Thea thinks about the ancient custom, small figures made of twigs, and a young woman pretending to be a sacrifice to the Green Man. This all fits with the items she found inside the Gallows Oak – but who are the children and the girl in the photograph?

*

They follow the same winding road they took this morning, past the drive leading up to the castle, and after a kilometre or so they reach a deciduous wood.

Dr Andersson is still on the phone to someone who is presumably her husband. She turns left onto a dirt track. The wood closes in around them. Only a narrow strip of sky is visible through the leaf canopy. Thea can see from the sat-nav that they’re crossing the marsh on the eastern side of the moat.

Dr Andersson ends the call at last. ‘By the way, Thea, I almost forgot. The district medical board rang; apparently there’s a problem with your ID number.’

Thea inhales sharply, gives her standard response.

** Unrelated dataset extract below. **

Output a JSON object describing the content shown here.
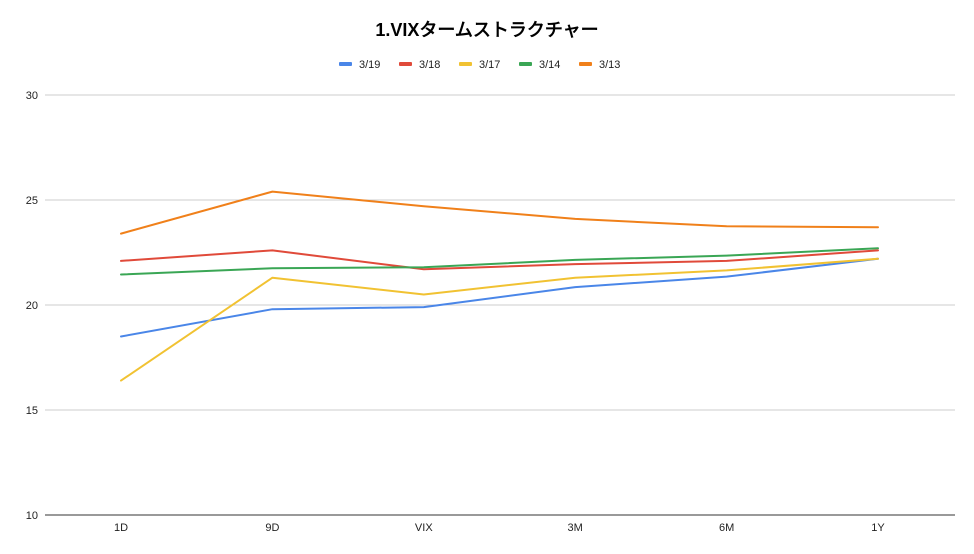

‘My personal details are protected,’ she says as casually as she can manage. Just like the word ‘childless’, it usually puts a stop to any further questions. Not this time.

‘Oh – why’s that?’

‘My previous post with Doctors Without Borders was sensitive. We travelled to war zones, worked with people who were being persecuted for various reasons.’

Her second line of defence; few people get past this. However, Dr Andersson isn’t giving up.

‘But I thought you left several years ago?’

‘One year ago.’

‘And your details still have to be protected? You must have experienced something really terrible.’

‘Mm.’ Thea looks away, tries to show with her entire body that she doesn’t wish to discuss the matter. Fortunately the doctor takes the hint.

‘Anyway, they couldn’t carry out a search using your ID number, so you’ll have to contact them. Technically you shouldn’t take up your post until they’ve done the relevant checks, so it’s probably best if you go down to the regional office in Lund and sort it out this week.’

‘No problem.’

Thea allows herself a smile, tries to look as if it’s the simplest thing in the world. Which it is – Dr Thea Lind’s record is as pure as the driven snow.

The road twists and turns even more, with the number of puddles increasing as the marshy forest takes over. The GPS shows that they have gone around the moat and begun to follow the canal to the hunting lodge. They drive over several culverts where the ditch or narrow, slow-flowing streams take the water from the marsh to the canal at the bottom of the dip to their left.